The inaugural Sheffield Ltd Director Remuneration Survey 2005 - a major new survey on director remuneration and attitudes - reveals that annual base fees for New Zealand company directors rose a median of 20.5% in the past year. This is an increase that begins to narrow the traditional pay gaps with Australian companies.

"Interestingly, the disparity between ours and Australian directors' pay far exceeds pay gaps for comparable executive roles in same-size businesses in the two markets," says Sheffield Rewards Practice Manager Sherry Maier.

The survey results confirm anecdotal evidence that New Zealand directors are receiving overdue boosts to their fees, moving them toward better alignment with fee levels in Australia.

"Perhaps New Zealand is finally recognising the importance of robust governance practices and critical governance skills required at the Board table," says Ms Maier.

The survey, run in conjunction with Management/Director Magazine, is unique in its comprehensive comparisons with the Australian market and in examining for the first time director attitudes towards some of the softer issues. These include risks, workload, time commitment and the regulatory load involved in serving as a board director.

"In our experience, being able to effectively compare the two countries offers a highly relevant benchmarking process," says Ms Maier. "We are moving closer to an integrated regional market, and pay disparities for directors are an obstacle to convergence.

"We work with several New Zealand businesses which have both Australian and Kiwi directors working side by side on the same board. Do you pay them differently to reflect their origin when they clearly shoulder the same responsibilities, take the same risks and are expected to contribute in similar ways? A two-tiered fee system is unfair and untenable - you create two classes of directors."

When asked where boards should be spending their time, the majority of survey respondents (80%) said strategic planning should be more of a key focus. Following that, industry/competitive analysis, succession planning and CEO development were areas more than half the respondents felt boards should be more active in.

Respondents indicated that a typical directorship required 38 days per year at the median, an unexpectedly high figure. If this is true, there may be implications in terms of how many boards an individual can practically serve on, given a maximum of 260 work days annually.

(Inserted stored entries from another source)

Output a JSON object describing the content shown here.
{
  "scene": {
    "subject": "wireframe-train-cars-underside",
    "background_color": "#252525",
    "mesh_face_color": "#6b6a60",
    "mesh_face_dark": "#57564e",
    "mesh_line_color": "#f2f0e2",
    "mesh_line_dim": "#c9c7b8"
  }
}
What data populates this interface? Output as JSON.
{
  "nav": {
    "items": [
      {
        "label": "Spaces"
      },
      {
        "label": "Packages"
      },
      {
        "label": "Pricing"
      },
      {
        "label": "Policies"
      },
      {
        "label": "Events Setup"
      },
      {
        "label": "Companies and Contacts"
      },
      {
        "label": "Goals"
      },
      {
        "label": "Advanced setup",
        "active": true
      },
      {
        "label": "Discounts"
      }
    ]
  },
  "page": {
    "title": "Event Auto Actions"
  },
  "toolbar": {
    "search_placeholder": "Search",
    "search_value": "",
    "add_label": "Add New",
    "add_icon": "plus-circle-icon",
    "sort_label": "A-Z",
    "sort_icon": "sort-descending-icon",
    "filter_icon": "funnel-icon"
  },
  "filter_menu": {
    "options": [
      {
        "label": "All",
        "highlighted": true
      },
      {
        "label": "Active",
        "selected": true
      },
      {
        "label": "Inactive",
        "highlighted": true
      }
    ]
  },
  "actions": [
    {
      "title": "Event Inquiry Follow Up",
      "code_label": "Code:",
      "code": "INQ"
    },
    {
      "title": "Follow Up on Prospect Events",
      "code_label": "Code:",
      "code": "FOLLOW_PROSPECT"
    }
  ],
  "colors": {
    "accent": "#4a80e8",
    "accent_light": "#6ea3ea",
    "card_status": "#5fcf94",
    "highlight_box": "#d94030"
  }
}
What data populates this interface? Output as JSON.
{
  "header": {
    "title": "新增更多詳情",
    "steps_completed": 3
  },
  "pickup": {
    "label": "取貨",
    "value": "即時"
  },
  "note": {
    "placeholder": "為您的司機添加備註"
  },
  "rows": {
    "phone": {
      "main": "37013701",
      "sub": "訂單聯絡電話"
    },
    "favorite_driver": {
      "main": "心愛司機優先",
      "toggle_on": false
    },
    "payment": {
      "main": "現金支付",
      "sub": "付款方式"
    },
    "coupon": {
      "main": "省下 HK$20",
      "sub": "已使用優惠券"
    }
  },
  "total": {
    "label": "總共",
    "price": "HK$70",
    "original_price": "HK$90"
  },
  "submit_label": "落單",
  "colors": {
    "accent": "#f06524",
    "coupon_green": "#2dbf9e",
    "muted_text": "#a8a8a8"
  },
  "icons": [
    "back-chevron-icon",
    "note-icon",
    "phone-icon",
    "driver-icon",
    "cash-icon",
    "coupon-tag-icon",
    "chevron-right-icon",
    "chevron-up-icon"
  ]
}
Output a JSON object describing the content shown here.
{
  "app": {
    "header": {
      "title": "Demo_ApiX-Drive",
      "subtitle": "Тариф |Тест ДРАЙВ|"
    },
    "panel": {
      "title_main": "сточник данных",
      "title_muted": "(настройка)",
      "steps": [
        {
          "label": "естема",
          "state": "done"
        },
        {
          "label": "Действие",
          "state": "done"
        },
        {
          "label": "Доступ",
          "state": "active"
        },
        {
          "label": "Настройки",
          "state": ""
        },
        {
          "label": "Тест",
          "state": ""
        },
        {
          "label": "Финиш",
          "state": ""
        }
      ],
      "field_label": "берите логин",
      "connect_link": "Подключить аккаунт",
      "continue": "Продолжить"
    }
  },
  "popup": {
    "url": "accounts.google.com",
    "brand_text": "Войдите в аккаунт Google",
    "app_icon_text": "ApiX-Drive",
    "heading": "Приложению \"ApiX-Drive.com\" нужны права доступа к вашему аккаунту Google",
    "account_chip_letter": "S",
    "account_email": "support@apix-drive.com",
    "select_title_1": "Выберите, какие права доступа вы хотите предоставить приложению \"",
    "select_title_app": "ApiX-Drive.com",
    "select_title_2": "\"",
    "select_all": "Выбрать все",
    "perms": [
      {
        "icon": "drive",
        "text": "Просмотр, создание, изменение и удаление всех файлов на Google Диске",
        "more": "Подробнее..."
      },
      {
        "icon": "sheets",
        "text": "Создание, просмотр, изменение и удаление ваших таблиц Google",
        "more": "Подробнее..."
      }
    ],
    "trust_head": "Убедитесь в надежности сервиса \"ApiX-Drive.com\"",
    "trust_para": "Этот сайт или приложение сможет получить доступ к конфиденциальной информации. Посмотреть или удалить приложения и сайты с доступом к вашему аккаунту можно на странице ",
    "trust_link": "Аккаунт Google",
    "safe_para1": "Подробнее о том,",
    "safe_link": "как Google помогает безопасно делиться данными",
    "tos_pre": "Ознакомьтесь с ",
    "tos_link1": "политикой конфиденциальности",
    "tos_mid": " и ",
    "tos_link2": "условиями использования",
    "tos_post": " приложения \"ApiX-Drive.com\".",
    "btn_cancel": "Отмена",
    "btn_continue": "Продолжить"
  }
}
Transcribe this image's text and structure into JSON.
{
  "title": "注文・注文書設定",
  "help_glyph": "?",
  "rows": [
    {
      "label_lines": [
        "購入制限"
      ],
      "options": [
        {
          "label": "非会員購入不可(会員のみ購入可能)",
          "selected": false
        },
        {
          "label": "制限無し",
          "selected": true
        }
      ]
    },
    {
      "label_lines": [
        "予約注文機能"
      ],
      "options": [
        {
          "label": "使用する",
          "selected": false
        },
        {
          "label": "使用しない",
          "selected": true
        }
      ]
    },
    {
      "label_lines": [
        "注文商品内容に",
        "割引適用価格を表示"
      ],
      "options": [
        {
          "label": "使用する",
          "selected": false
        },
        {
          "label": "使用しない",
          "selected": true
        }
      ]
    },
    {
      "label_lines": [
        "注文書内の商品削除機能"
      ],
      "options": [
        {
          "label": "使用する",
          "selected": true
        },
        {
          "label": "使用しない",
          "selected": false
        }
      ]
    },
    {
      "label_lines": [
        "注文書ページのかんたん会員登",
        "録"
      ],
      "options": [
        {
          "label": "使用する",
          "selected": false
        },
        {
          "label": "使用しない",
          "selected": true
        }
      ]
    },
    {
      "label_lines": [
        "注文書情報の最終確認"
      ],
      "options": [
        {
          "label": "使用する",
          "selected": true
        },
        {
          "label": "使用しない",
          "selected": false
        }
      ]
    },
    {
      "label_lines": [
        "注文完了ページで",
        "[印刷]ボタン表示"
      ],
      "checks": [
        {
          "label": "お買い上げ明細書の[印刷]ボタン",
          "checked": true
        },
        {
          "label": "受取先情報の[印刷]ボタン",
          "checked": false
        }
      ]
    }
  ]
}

Furthermore, current median NED fee levels of $25,000 do not adequately compensate for such big time commitments, not to mention the critical strategic skills and experience required of directors to protect shareholder/stakeholder interests. In short, it devalues good governance.

Other survey findings include:

- Insurance, Finance and Banking are the most well paid industries for directors. Median base Non-Executive Director fees for these two industries were around $28,000 annually.

- Auckland pays the highest Non-Executive Director fees with a median of $35,000 being paid annually. Wellington and other north island businesses follow at a $25,000 median with Christchurch considerably lower at a $22,900 annual median base fee.

- Only 8.8% of organisations pay Chairs $100,000 or more per year.

- The median base Non Executive Director fees for public sector companies is $22,100, for privately owned companies the median figure is $21,689 and for publicly listed companies it is $30,714.

- Only 3.3% of those surveyed reported their directors were eligible to receive a bonus.

- Among publicly-listed companies 8% had share option plans for board members and 3% offer some sort of share/restricted stock programme. This compares to 20% of ASX companies offering a share plan and 5% to 10% offering a share option scheme.

- Almost three quarters (70%) of surveyed businesses meet monthly. The typical duration of a main board meeting is, on average, four to five hours long.

Former New Zealand Institute of Management Inc Chairman, Doug Matheson, said the Sheffield survey is a relevant and useful tool for all boards in New Zealand.

"The scope and depth of this survey provides boards with valuable data and credible analysis to help them plan director remuneration packages," says Mr Matheson.

Sheffield's Director remuneration Survey 2005, now available for purchase, joins the family of executive and industry-specific remuneration surveys compiled by the firm each year since 1987.